Thoroughly Stupid

By Brad Thomason, CPA

 

Oscar Wilde’s character Lord Henry Wotten had this to say in The Picture of Dorian Gray:

“Whenever a man does a thoroughly stupid thing, it is always from the noblest motives.”

 

In October the Department of Labor issued new guidance for pension fund managers, addressing the matter of investment selections made on the basis on nonfinancial factors. Specifically, the nonfinancial matters in focus are those which deal with an investee’s involvement in business activities which could have negative impacts on the environment and/or climate.

Some commentators have made a big deal out this development, speculating that it is the first move in a chess game designed to open managers up to charges that they breached their fiduciary responsibilities if they fail to consider such factors in investment selections. It is seen as a heavy-handed move to make investment managers act in ways which support the broader policies of the current administration.

Frankly, that wasn’t really my take away when reading through the explanation that DOL issued along with the new guidance. Seems to me that they are basically clarifying that they think it’s OK to use such considerations, and that they can even be primary consideration, if the pension manager believes that those factors are very important. It appears more a case of providing cover for those managers who want to do it, than a requirement that those who don’t want to have to anyway. The notice reiterates older language that in general, investing to support a cause is only OK if the support of the cause doesn’t come at the expense of investment returns. The focus, on the surface, still seems to be on making sure that pensioners get good returns, and that managers have the latitude to pursue them. But that said, I certainly can’t say that there isn’t a secret agenda buried beneath; nor that those who have asserted as much are wrong.

What I can tell you though is this: sometimes you have to decide which win you want, because you may not be in a position to get multiple benefits at the same time. If that’s the case you better know which one is the most important to pursue. If the activity under consideration is investing, then proper, risk-adjusted returns need to be the first, second and third concerns. Not crusades.

I grew up around boats, and my father has always maintained that there is no such thing as a perfect boat, because a boat is always an exercise in compromises. If you want something that can handle big seas while underway, it’s going to rock like crazy when you stop. And if it’s stable when stopped, then you can expect to get beat to death if you have to move quickly over choppy waters. Boats that are well rigged for fishing don’t make very good platforms for scuba diving, nor vice versa. And neither is particularly good if you want to stylishly transport well-dressed persons to a dinner party somewhere across the water.

Investing though can be a good bit more linear. The capital involved should do the financial job you need it to do. Full stop. Trying to make it have a higher purpose is often a means to guaranteeing that its core purpose is going to go undone. Where compromising in boats may be unavoidable, it is far more voluntary when it comes to investing.

The idea of values (as opposed to value) investing is not new. Whether you are against tobacco, deforestation, oppressive regimes or green house gas emissions, there’s no shortage of suppliers out there who will tie your investment returns to those beliefs.
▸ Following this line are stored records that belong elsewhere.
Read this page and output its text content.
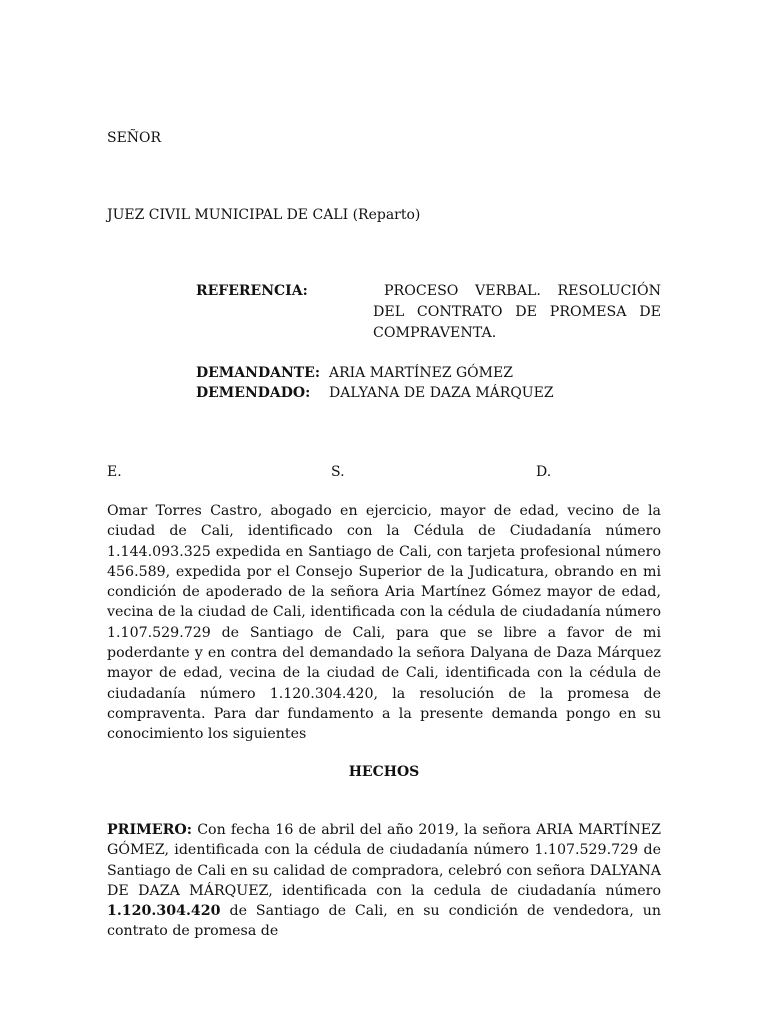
SEÑOR
JUEZ CIVIL MUNICIPAL DE CALI (Reparto)
REFERENCIA:	PROCESO VERBAL. RESOLUCIÓN DEL CONTRATO DE PROMESA DE COMPRAVENTA.
DEMANDANTE: ARIA MARTÍNEZ GÓMEZ
DEMENDADO: DALYANA DE DAZA MÁRQUEZ
E.	S.	D.

Omar Torres Castro, abogado en ejercicio, mayor de edad, vecino de la ciudad de Cali, identificado con la Cédula de Ciudadanía número 1.144.093.325 expedida en Santiago de Cali, con tarjeta profesional número 456.589, expedida por el Consejo Superior de la Judicatura, obrando en mi condición de apoderado de la señora Aria Martínez Gómez mayor de edad, vecina de la ciudad de Cali, identificada con la cédula de ciudadanía número 1.107.529.729 de Santiago de Cali, para que se libre a favor de mi poderdante y en contra del demandado la señora Dalyana de Daza Márquez mayor de edad, vecina de la ciudad de Cali, identificada con la cédula de ciudadanía número 1.120.304.420, la resolución de la promesa de compraventa. Para dar fundamento a la presente demanda pongo en su conocimiento los siguientes

HECHOS

PRIMERO: Con fecha 16 de abril del año 2019, la señora ARIA MARTÍNEZ GÓMEZ, identificada con la cédula de ciudadanía número 1.107.529.729 de Santiago de Cali en su calidad de compradora, celebró con señora DALYANA DE DAZA MÁRQUEZ, identificada con la cedula de ciudadanía número 1.120.304.420 de Santiago de Cali, en su condición de vendedora, un contrato de promesa de
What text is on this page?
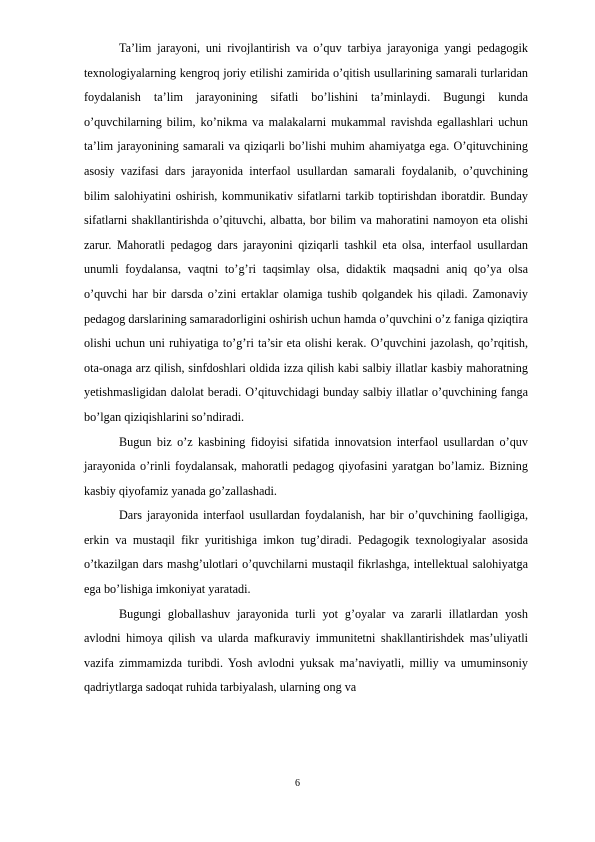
Ta’lim jarayoni, uni rivojlantirish va o’quv tarbiya jarayoniga yangi pedagogik texnologiyalarning kengroq joriy etilishi zamirida o’qitish usullarining samarali turlaridan foydalanish ta’lim jarayonining sifatli bo’lishini ta’minlaydi. Bugungi kunda o’quvchilarning bilim, ko’nikma va malakalarni mukammal ravishda egallashlari uchun ta’lim jarayonining samarali va qiziqarli bo’lishi muhim ahamiyatga ega. O’qituvchining asosiy vazifasi dars jarayonida interfaol usullardan samarali foydalanib, o’quvchining bilim salohiyatini oshirish, kommunikativ sifatlarni tarkib toptirishdan iboratdir. Bunday sifatlarni shakllantirishda o’qituvchi, albatta, bor bilim va mahoratini namoyon eta olishi zarur. Mahoratli pedagog dars jarayonini qiziqarli tashkil eta olsa, interfaol usullardan unumli foydalansa, vaqtni to’g’ri taqsimlay olsa, didaktik maqsadni aniq qo’ya olsa o’quvchi har bir darsda o’zini ertaklar olamiga tushib qolgandek his qiladi. Zamonaviy pedagog darslarining samaradorligini oshirish uchun hamda o’quvchini o’z faniga qiziqtira olishi uchun uni ruhiyatiga to’g’ri ta’sir eta olishi kerak. O’quvchini jazolash, qo’rqitish, ota-onaga arz qilish, sinfdoshlari oldida izza qilish kabi salbiy illatlar kasbiy mahoratning yetishmasligidan dalolat beradi. O’qituvchidagi bunday salbiy illatlar o’quvchining fanga bo’lgan qiziqishlarini so’ndiradi.

Bugun biz o’z kasbining fidoyisi sifatida innovatsion interfaol usullardan o’quv jarayonida o’rinli foydalansak, mahoratli pedagog qiyofasini yaratgan bo’lamiz. Bizning kasbiy qiyofamiz yanada go’zallashadi.

Dars jarayonida interfaol usullardan foydalanish, har bir o’quvchining faolligiga, erkin va mustaqil fikr yuritishiga imkon tug’diradi. Pedagogik texnologiyalar asosida o’tkazilgan dars mashg’ulotlari o’quvchilarni mustaqil fikrlashga, intellektual salohiyatga ega bo’lishiga imkoniyat yaratadi.

Bugungi globallashuv jarayonida turli yot g’oyalar va zararli illatlardan yosh avlodni himoya qilish va ularda mafkuraviy immunitetni shakllantirishdek mas’uliyatli vazifa zimmamizda turibdi. Yosh avlodni yuksak ma’naviyatli, milliy va umuminsoniy qadriytlarga sadoqat ruhida tarbiyalash, ularning ong va

6
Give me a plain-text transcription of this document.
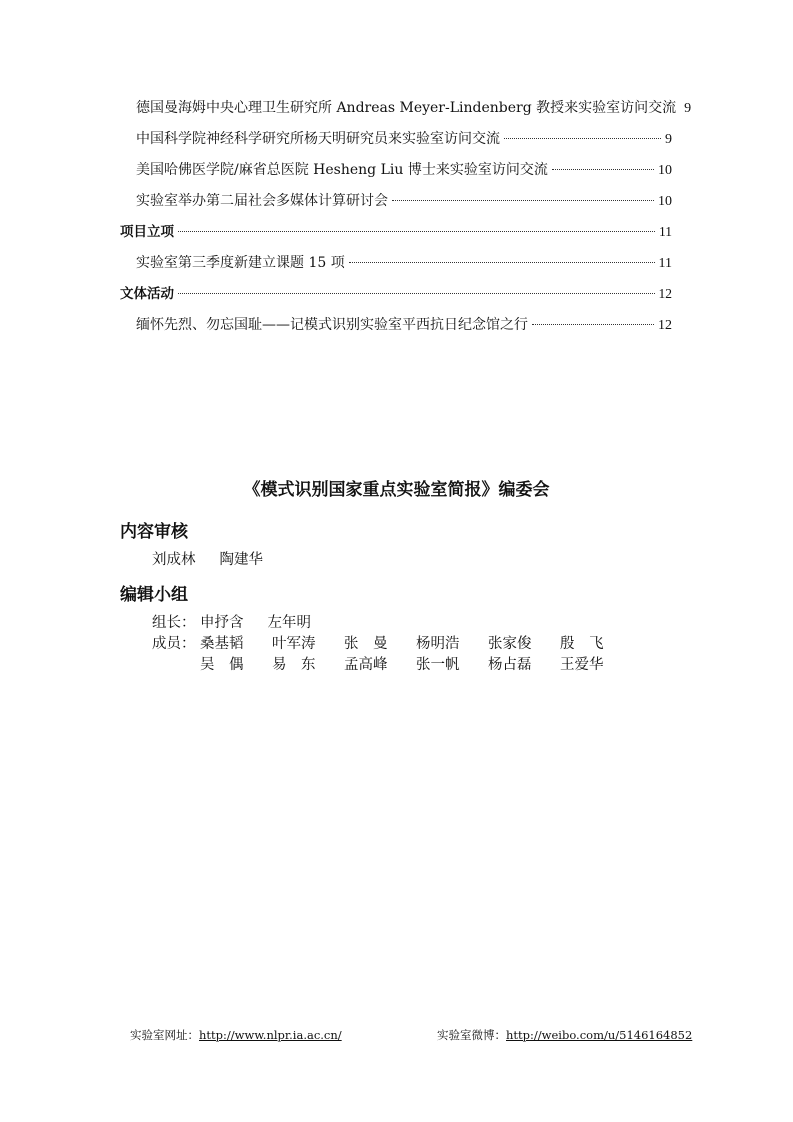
德国曼海姆中央心理卫生研究所 Andreas Meyer-Lindenberg 教授来实验室访问交流 9
中国科学院神经科学研究所杨天明研究员来实验室访问交流	9
美国哈佛医学院/麻省总医院 Hesheng Liu 博士来实验室访问交流	10
实验室举办第二届社会多媒体计算研讨会	10
项目立项	11
实验室第三季度新建立课题 15 项	11
文体活动	12
缅怀先烈、勿忘国耻——记模式识别实验室平西抗日纪念馆之行	12
《模式识别国家重点实验室简报》编委会
内容审核
刘成林 陶建华
编辑小组
组长： 申抒含 左年明
成员： 桑基韬	叶军涛	张　曼	杨明浩	张家俊	殷　飞
吴　偶	易　东	孟高峰	张一帆	杨占磊	王爱华
实验室网址：http://www.nlpr.ia.ac.cn/	实验室微博：http://weibo.com/u/5146164852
The DOL guidance from this fall updates a conversation which it started on this matter back in 1994. So this thesis has been out there for awhile. But plenty of bad ideas have long lives.

Proponents of these strategies usually highlight performance numbers from funds or managers that have had market-beating returns. Which on the surface seems like pretty compelling evidence that there’s something to it. But stop and consider that if you constructed 100 different investment portfolios via completely random stock selection, you would expect about half of them to beat the other half. Finding some that did well wouldn’t be hard; in fact it would be a near-certainty.

Values investing very much could be just another coin toss, writ large, with no way to really demonstrate that the values-based selection was the driver of the extra returns, or that it was simply chance. No sane person would claim that the occurrence of heads in a series of throws was a result of heads being the superior side of the coin. Crowing about selected returns in the values investing space may stand on no firmer ground.

Should we care about causes? Sure. Should we take action to support them? I think so. But the kinds of dividends we need from our investments are the monetary sort, not the feel-good sort. Despite a glut of available propaganda, there’s no proof that investment selection actually helps or hurts any cause one way or the other.

There is ample evidence, however, that investors often don’t achieve the returns they need from their portfolios. This underperformance can come from a lot of places. Voluntarily taking on another potential source of failure, by selecting assets based on criteria that have nothing to do with financial performance, seems like the kind of thing which could cause a person to wake up some morning and conclude that they had been thoroughly stupid.  Even if the motives are noble, that’s probably not something you really want to do.